Ils marchaient entourés du faste oriental.
Ceints de turbans soyeux, d’écharpes diaprées,
Les perles émaillaient leurs tuniques pourprées.
L’ivoire avec l’argent les saphirs, les rubis,
Ornaient leurs traits d’acier que Damas a fourbis.
Aux longs hennissements des rapides cavales
Ils mêlaient leurs clameurs et la voix des cymbales.
El-Samah leur montrant du doigt les ennemis :
« Voici, dit-il, le jour qu’Allah nous a promis.
» Cette plaine sera le glorieux théâtre
» Où lutteront l’Asie et l’Europe idolâtre.
» Disciples du Coran, soldats, que craignez-vous ?
» Mahomet nous contemple, et Dieu marche avec nous ! »

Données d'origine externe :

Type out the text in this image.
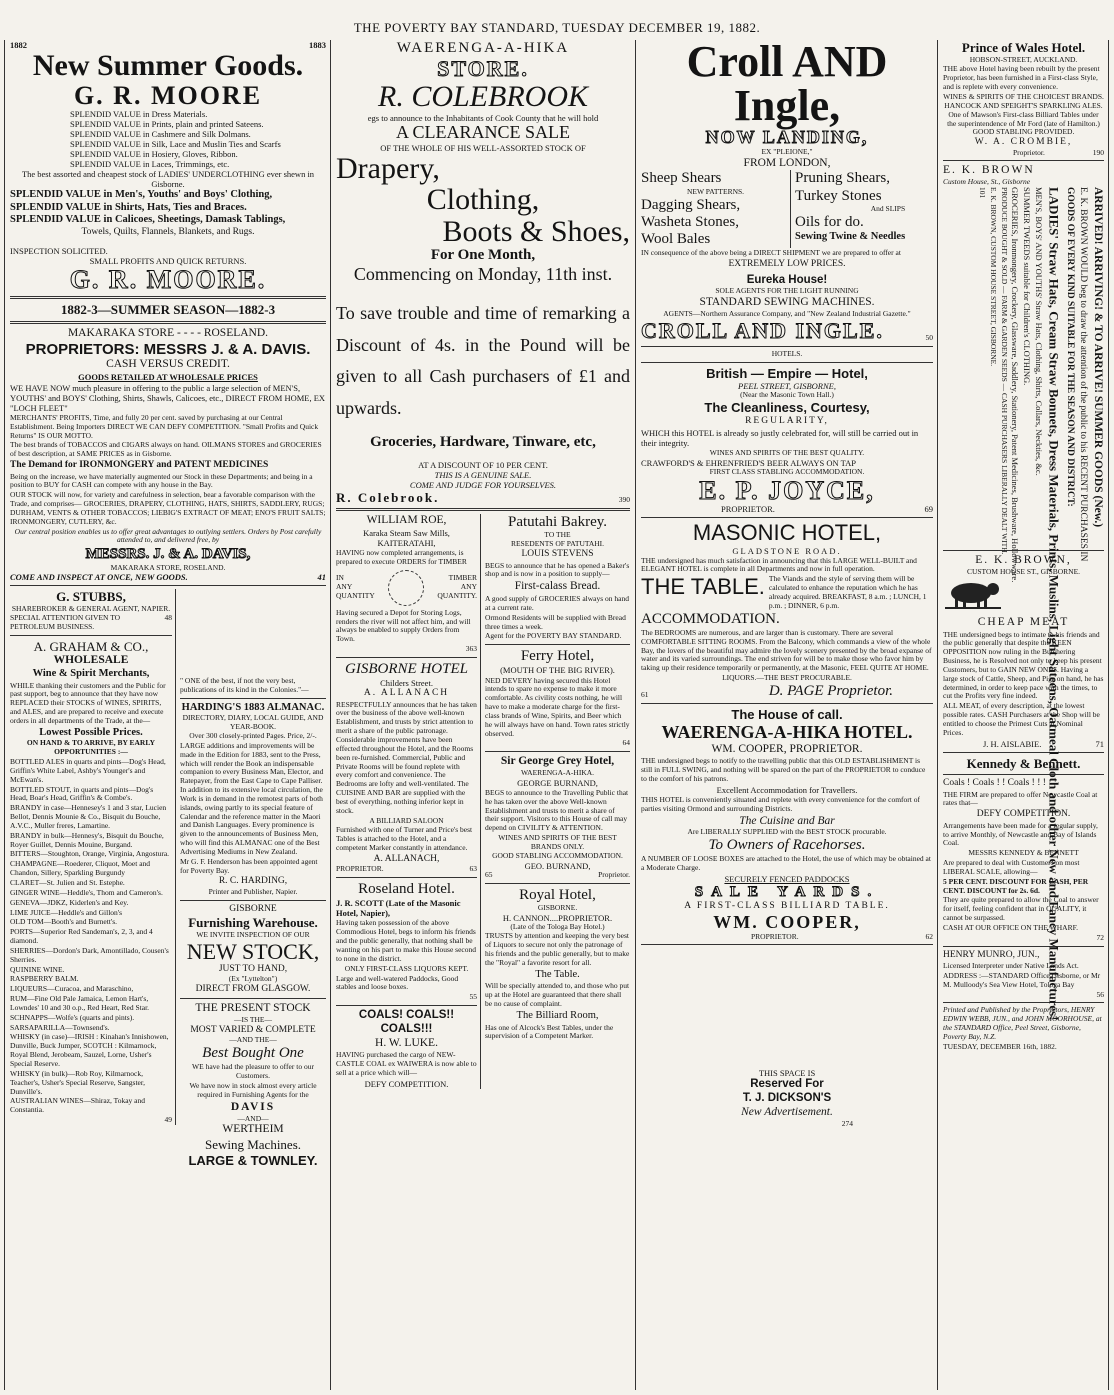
THE POVERTY BAY STANDARD, TUESDAY DECEMBER 19, 1882.
1882	1883
New Summer Goods.
G. R. MOORE
SPLENDID VALUE in Dress Materials.
SPLENDID VALUE in Prints, plain and printed Sateens.
SPLENDID VALUE in Cashmere and Silk Dolmans.
SPLENDID VALUE in Silk, Lace and Muslin Ties and Scarfs
SPLENDID VALUE in Hosiery, Gloves, Ribbon.
SPLENDID VALUE in Laces, Trimmings, etc.
The best assorted and cheapest stock of LADIES' UNDERCLOTHING ever shewn in Gisborne.
SPLENDID VALUE in Men's, Youths' and Boys' Clothing,
SPLENDID VALUE in Shirts, Hats, Ties and Braces.
SPLENDID VALUE in Calicoes, Sheetings, Damask Tablings,
Towels, Quilts, Flannels, Blankets, and Rugs.
INSPECTION SOLICITED.
SMALL PROFITS AND QUICK RETURNS.
G. R. MOORE.
1882-3—SUMMER SEASON—1882-3
MAKARAKA STORE - - - - ROSELAND.
PROPRIETORS: MESSRS J. & A. DAVIS.
CASH VERSUS CREDIT.
GOODS RETAILED AT WHOLESALE PRICES
WE HAVE NOW much pleasure in offering to the public a large selection of MEN'S, YOUTHS' and BOYS' Clothing, Shirts, Shawls, Calicoes, etc., DIRECT FROM HOME, EX "LOCH FLEET"
MERCHANTS' PROFITS, Time, and fully 20 per cent. saved by purchasing at our Central Establishment. Being Importers DIRECT WE CAN DEFY COMPETITION. "Small Profits and Quick Returns" IS OUR MOTTO.
The best brands of TOBACCOS and CIGARS always on hand. OILMANS STORES and GROCERIES of best description, at SAME PRICES as in Gisborne.
The Demand for IRONMONGERY and PATENT MEDICINES
Being on the increase, we have materially augmented our Stock in these Departments; and being in a position to BUY for CASH can compete with any house in the Bay.
OUR STOCK will now, for variety and carefulness in selection, bear a favorable comparison with the Trade, and comprises— GROCERIES, DRAPERY, CLOTHING, HATS, SHIRTS, SADDLERY, RUGS; DURHAM, VENTS & OTHER TOBACCOS; LIEBIG'S EXTRACT OF MEAT; ENO'S FRUIT SALTS; IRONMONGERY, CUTLERY, &c.
Our central position enables us to offer great advantages to outlying settlers. Orders by Post carefully attended to, and delivered free, by
MESSRS. J. & A. DAVIS,
MAKARAKA STORE, ROSELAND.
COME AND INSPECT AT ONCE, NEW GOODS.	41
G. STUBBS,
SHAREBROKER & GENERAL AGENT, NAPIER.
SPECIAL ATTENTION GIVEN TO PETROLEUM BUSINESS.
48
A. GRAHAM & CO.,
WHOLESALE
Wine & Spirit Merchants,
WHILE thanking their customers and the Public for past support, beg to announce that they have now REPLACED their STOCKS of WINES, SPIRITS, and ALES, and are prepared to receive and execute orders in all departments of the Trade, at the—
Lowest Possible Prices.
ON HAND & TO ARRIVE, BY EARLY OPPORTUNITIES :—
BOTTLED ALES in quarts and pints—Dog's Head, Griffin's White Label, Ashby's Younger's and McEwan's.
BOTTLED STOUT, in quarts and pints—Dog's Head, Boar's Head, Griffin's & Combe's.
BRANDY in case—Hennesey's 1 and 3 star, Lucien Bellot, Dennis Mounie & Co., Bisquit du Bouche, A.V.C., Muller freres, Lamartine.
BRANDY in bulk—Hennesy's, Bisquit du Bouche, Royer Guillet, Dennis Mouine, Burgand.
BITTERS—Stoughton, Orange, Virginia, Angostura.
CHAMPAGNE—Roederer, Cliquot, Moet and Chandon, Sillery, Sparkling Burgundy
CLARET—St. Julien and St. Estephe.
GINGER WINE—Heddle's, Thom and Cameron's.
GENEVA—JDKZ, Kiderlen's and Key.
LIME JUICE—Heddle's and Gillon's
OLD TOM—Booth's and Burnett's.
PORTS—Superior Red Sandeman's, 2, 3, and 4 diamond.
SHERRIES—Dordon's Dark, Amontillado, Cousen's Sherries.
QUININE WINE.
RASPBERRY BALM.
LIQUEURS—Curacoa, and Maraschino,
RUM—Fine Old Pale Jamaica, Lemon Hart's, Lowndes' 10 and 30 o.p., Red Heart, Red Star.
SCHNAPPS—Wolfe's (quarts and pints).
SARSAPARILLA—Townsend's.
WHISKY (in case)—IRISH : Kinahan's Innishowen, Dunville, Buck Jumper, SCOTCH : Kilmarnock, Royal Blend, Jerobeam, Sauzel, Lorne, Usher's Special Reserve.
WHISKY (in bulk)—Rob Roy, Kilmarnock, Teacher's, Usher's Special Reserve, Sangster, Dunville's.
AUSTRALIAN WINES—Shiraz, Tokay and Constantia.
49
" ONE of the best, if not the very best, publications of its kind in the Colonies."—
HARDING'S 1883 ALMANAC.
DIRECTORY, DIARY, LOCAL GUIDE, AND YEAR-BOOK.
Over 300 closely-printed Pages. Price, 2/-.
LARGE additions and improvements will be made in the Edition for 1883, sent to the Press, which will render the Book an indispensable companion to every Business Man, Elector, and Ratepayer, from the East Cape to Cape Palliser. In addition to its extensive local circulation, the Work is in demand in the remotest parts of both islands, owing partly to its special feature of Calendar and the reference matter in the Maori and Danish Languages. Every prominence is given to the announcements of Business Men, who will find this ALMANAC one of the Best Advertising Mediums in New Zealand.
Mr G. F. Henderson has been appointed agent for Poverty Bay.
R. C. HARDING,
Printer and Publisher, Napier.
GISBORNE
Furnishing Warehouse.
WE INVITE INSPECTION OF OUR
NEW STOCK,
JUST TO HAND,
(Ex "Lyttelton")
DIRECT FROM GLASGOW.
THE PRESENT STOCK
—IS THE—
MOST VARIED & COMPLETE
—AND THE—
Best Bought One
WE have had the pleasure to offer to our Customers.
We have now in stock almost every article required in Furnishing Agents for the
DAVIS
—AND—
WERTHEIM
Sewing Machines.
LARGE & TOWNLEY.
WAERENGA-A-HIKA
STORE.
R. COLEBROOK
egs to announce to the Inhabitants of Cook County that he will hold
A CLEARANCE SALE
OF THE WHOLE OF HIS WELL-ASSORTED STOCK OF
Drapery,
Clothing,
Boots & Shoes,
For One Month,
Commencing on Monday, 11th inst.
To save trouble and time of remarking a Discount of 4s. in the Pound will be given to all Cash purchasers of £1 and upwards.
Groceries, Hardware, Tinware, etc,
AT A DISCOUNT OF 10 PER CENT.
THIS IS A GENUINE SALE.
COME AND JUDGE FOR YOURSELVES.
R. Colebrook.	390
WILLIAM ROE,
Karaka Steam Saw Mills, KAITERATAHI,
HAVING now completed arrangements, is prepared to execute ORDERS for TIMBER
IN
ANY
QUANTITY
TIMBER
ANY
QUANTITY.
Having secured a Depot for Storing Logs, renders the river will not affect him, and will always be enabled to supply Orders from Town.
363
GISBORNE HOTEL
Childers Street.
A. ALLANACH
RESPECTFULLY announces that he has taken over the business of the above well-known Establishment, and trusts by strict attention to merit a share of the public patronage. Considerable improvements have been effected throughout the Hotel, and the Rooms been re-furnished. Commercial, Public and Private Rooms will be found replete with every comfort and convenience. The Bedrooms are lofty and well-ventilated. The CUISINE AND BAR are supplied with the best of everything, nothing inferior kept in stock.
A BILLIARD SALOON
Furnished with one of Turner and Price's best Tables is attached to the Hotel, and a competent Marker constantly in attendance.
A. ALLANACH,
PROPRIETOR.	63
Roseland Hotel.
J. R. SCOTT (Late of the Masonic Hotel, Napier),
Having taken possession of the above Commodious Hotel, begs to inform his friends and the public generally, that nothing shall be wanting on his part to make this House second to none in the district.
ONLY FIRST-CLASS LIQUORS KEPT.
Large and well-watered Paddocks, Good stables and loose boxes.
55
COALS! COALS!! COALS!!!
H. W. LUKE.
HAVING purchased the cargo of NEW-CASTLE COAL ex WAIWERA is now able to sell at a price which will—
DEFY COMPETITION.
Patutahi Bakrey.
TO THE
RESEDENTS OF PATUTAHI.
LOUIS STEVENS
BEGS to announce that he has opened a Baker's shop and is now in a position to supply—
First-calass Bread.
A good supply of GROCERIES always on hand at a current rate.
Ormond Residents will be supplied with Bread three times a week.
Agent for the POVERTY BAY STANDARD.
Ferry Hotel,
(MOUTH OF THE BIG RIVER).
NED DEVERY having secured this Hotel intends to spare no expense to make it more comfortable. As civility costs nothing, he will have to make a moderate charge for the first-class brands of Wine, Spirits, and Beer which he will always have on hand. Town rates strictly observed.
64
Sir George Grey Hotel,
WAERENGA-A-HIKA.
GEORGE BURNAND,
BEGS to announce to the Travelling Public that he has taken over the above Well-known Establishment and trusts to merit a share of their support. Visitors to this House of call may depend on CIVILITY & ATTENTION.
WINES AND SPIRITS OF THE BEST BRANDS ONLY.
GOOD STABLING ACCOMMODATION.
GEO. BURNAND,
65	Proprietor.
Royal Hotel,
GISBORNE.
H. CANNON....PROPRIETOR.
(Late of the Tologa Bay Hotel.)
TRUSTS by attention and keeping the very best of Liquors to secure not only the patronage of his friends and the public generally, but to make the "Royal" a favorite resort for all.
The Table.
Will be specially attended to, and those who put up at the Hotel are guaranteed that there shall be no cause of complaint.
The Billiard Room,
Has one of Alcock's Best Tables, under the supervision of a Competent Marker.
Croll AND Ingle,
NOW LANDING,
EX "PLEIONE,"
FROM LONDON,
Sheep Shears
NEW PATTERNS.
Dagging Shears,
Washeta Stones,
Wool Bales
Pruning Shears,
Turkey Stones
And SLIPS
Oils for do.
Sewing Twine & Needles
IN consequence of the above being a DIRECT SHIPMENT we are prepared to offer at
EXTREMELY LOW PRICES.
Eureka House!
SOLE AGENTS FOR THE LIGHT RUNNING
STANDARD SEWING MACHINES.
AGENTS—Northern Assurance Company, and "New Zealand Industrial Gazette."
CROLL AND INGLE.	50
HOTELS.
British — Empire — Hotel,
PEEL STREET, GISBORNE,
(Near the Masonic Town Hall.)
The Cleanliness, Courtesy,
REGULARITY,
WHICH this HOTEL is already so justly celebrated for, will still be carried out in their integrity.
WINES AND SPIRITS OF THE BEST QUALITY.
CRAWFORD'S & EHRENFRIED'S BEER ALWAYS ON TAP
FIRST CLASS STABLING ACCOMMODATION.
E. P. JOYCE,
PROPRIETOR.	69
MASONIC HOTEL,
GLADSTONE ROAD.
THE undersigned has much satisfaction in announcing that this LARGE WELL-BUILT and ELEGANT HOTEL is complete in all Departments and now in full operation.
THE TABLE. The Viands and the style of serving them will be calculated to enhance the reputation which he has already acquired. BREAKFAST, 8 a.m. ; LUNCH, 1 p.m. ; DINNER, 6 p.m.
ACCOMMODATION.
The BEDROOMS are numerous, and are larger than is customary. There are several COMFORTABLE SITTING ROOMS. From the Balcony, which commands a view of the whole Bay, the lovers of the beautiful may admire the lovely scenery presented by the broad expanse of water and its varied surroundings. The end striven for will be to make those who favor him by taking up their residence temporarily or permanently, at the Masonic, FEEL QUITE AT HOME.
LIQUORS.—THE BEST PROCURABLE.
61	D. PAGE Proprietor.
The House of call.
WAERENGA-A-HIKA HOTEL.
WM. COOPER, PROPRIETOR.
THE undersigned begs to notify to the travelling public that this OLD ESTABLISHMENT is still in FULL SWING, and nothing will be spared on the part of the PROPRIETOR to conduce to the comfort of his patrons.
Excellent Accommodation for Travellers.
THIS HOTEL is conveniently situated and replete with every convenience for the comfort of parties visiting Ormond and surrounding Districts.
The Cuisine and Bar
Are LIBERALLY SUPPLIED with the BEST STOCK procurable.
To Owners of Racehorses.
A NUMBER OF LOOSE BOXES are attached to the Hotel, the use of which may be obtained at a Moderate Charge.
SECURELY FENCED PADDOCKS
SALE YARDS.
A FIRST-CLASS BILLIARD TABLE.
WM. COOPER,
PROPRIETOR.	62
THIS SPACE IS
Reserved For
T. J. DICKSON'S
New Advertisement.
274
Prince of Wales Hotel.
HOBSON-STREET, AUCKLAND.
THE above Hotel having been rebuilt by the present Proprietor, has been furnished in a First-class Style, and is replete with every convenience.
WINES & SPIRITS OF THE CHOICEST BRANDS.
HANCOCK AND SPEIGHT'S SPARKLING ALES.
One of Mawson's First-class Billiard Tables under the superintendence of Mr Ford (late of Hamilton.)
GOOD STABLING PROVIDED.
W. A. CROMBIE,
Proprietor.	190
E. K. BROWN
Custom House, St., Gisborne
ARRIVED! ARRIVING! & TO ARRIVE! SUMMER GOODS (New.)
E. K. BROWN WOULD beg to draw the attention of the public to his RECENT PURCHASES IN
GOODS OF EVERY KIND SUITABLE FOR THE SEASON AND DISTRICT:
LADIES' Straw Hats, Cream Straw Bonnets, Dress Materials, Prints, Muslins, Light Sateens, Oatmeal Cloth and other New and Fancy Manufactures!
MEN'S, BOYS' AND YOUTHS' Straw Hats, Clothing, Shirts, Collars, Neckties, &c.
SUMMER TWEEDS suitable for Children's CLOTHING.
GROCERIES, Ironmongery, Crockery, Glassware, Saddlery, Stationery, Patent Medicines, Brushware, Hollowware.
PRODUCE BOUGHT & SOLD — FARM & GARDEN SEEDS — CASH PURCHASERS LIBERALLY DEALT WITH.
E. K. BROWN, CUSTOM HOUSE STREET, GISBORNE.
101
E. K. BROWN,
CUSTOM HOUSE ST., GISBORNE.
CHEAP MEAT
THE undersigned begs to intimate to his friends and the public generally that despite the KEEN OPPOSITION now ruling in the Butchering Business, he is Resolved not only to keep his present Customers, but to GAIN NEW ONES. Having a large stock of Cattle, Sheep, and Pigs on hand, he has determined, in order to keep pace with the times, to cut the Profits very fine indeed.
ALL MEAT, of every description, at the lowest possible rates. CASH Purchasers at the Shop will be entitled to choose the Primest Cuts at Nominal Prices.
J. H. AISLABIE.	71
Kennedy & Bennett.
Coals ! Coals ! ! Coals ! ! !
THE FIRM are prepared to offer Newcastle Coal at rates that—
DEFY COMPETITION.
Arrangements have been made for a regular supply, to arrive Monthly, of Newcastle and Bay of Islands Coal.
MESSRS KENNEDY & BENNETT
Are prepared to deal with Customers on most LIBERAL SCALE, allowing—
5 PER CENT. DISCOUNT FOR CASH, PER CENT. DISCOUNT for 2s. 6d.
They are quite prepared to allow the Coal to answer for itself, feeling confident that in QUALITY, it cannot be surpassed.
CASH AT OUR OFFICE ON THE WHARF.
72
HENRY MUNRO, JUN.,
Licensed Interpreter under Native Lands Act.
ADDRESS :—STANDARD Office Gisborne, or Mr M. Mulloody's Sea View Hotel, Tologa Bay
56
Printed and Published by the Proprietors, HENRY EDWIN WEBB, JUN., and JOHN MOORHOUSE, at the STANDARD Office, Peel Street, Gisborne, Poverty Bay, N.Z.
TUESDAY, DECEMBER 16th, 1882.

Cependant, rassemblés à l’ombre du Prétoire,
Les Chrétiens adoraient l’Hostie expiatoire.
Vingt larges boucliers s’élevaient en autel.
Là, mourait des humains le Sauveur immortel.
Ces guerriers, dépouillant leur rudesse natale,
Ecoutaient, recueillis, la voix sacerdotale;

Et, frappant leur poitrine, humiliant leurs fronts,
Juraient, Dieu méconnu, de venger tes affronts.
Leurs belliqueuses mains rompaient ce pain mystique,
Du suprême voyage auguste viatique;
Puis, le cœur exalté d’un sublime transport,
Ils s’écrièrent tous : La victoire ou la mort !


« La mort est un destin plus beau que la victoire !
» La mort pour les martyrs c’est la vie et la gloire !
» Mes frères, dit Eudon, oh ! regardez les cieux;
» La splendeur éternelle apparaît à mes yeux !
» Généreux Aquitains, que vos armes jalouses
» Délivrent vos foyers, vos mères, vos épouses.
» Protégez vos aïeux dans la paix du tombeau.
» De la foi vacillante abritez le flambeau.
» Brisez ce peuple impur, comme un vase fragile.
» Soldats du Dieu vivant, défendez l’Evangile;
» Et, si le sang chrétien doit cimenter ses lois,
» Mourez !.. pour triompher, Dieu mourut sur la croix ! »


IV.

Aux armes ! la charge sonne;
Le croissant brille dans l’air;
Le ciel orageux, qui tonne,
Pour signal lance un éclair.
Le sol mugit d’épouvante
Sous une masse vivante,
Qui se déroule mouvante
Comme les flots sur la mer.


Voyez ces coursiers rapides,
Dans leurs belliqueux transports,
Sous leurs cavaliers Numides
Voler sans frein et sans mors.
Pour eux la guerre a des charmes;
Attentifs au cri d’alarmes,
Ils courent, bravant les armes
Et du pied broyant les morts.


El-Samah, de l’Arabie
Conduit les fils aux combats.
Leur foule marche, suivie
Et de chars et de soldats.
Leur avide cimeterre
Dans le sang se désaltère.
Cent cadavres sur la terre
Marquent chacun de leurs pas.


Quelques prêtres alors, sur les places publiques,
Promenaient des Martyrs les augustes reliques,
Invoquant de la foi ces hardis confesseurs.
Et nos soldats voyaient sur les tours de la ville,
Levant les mains au ciel, poussant un cri débile
Leurs mères, leurs enfants, leurs femmes et leurs sœurs…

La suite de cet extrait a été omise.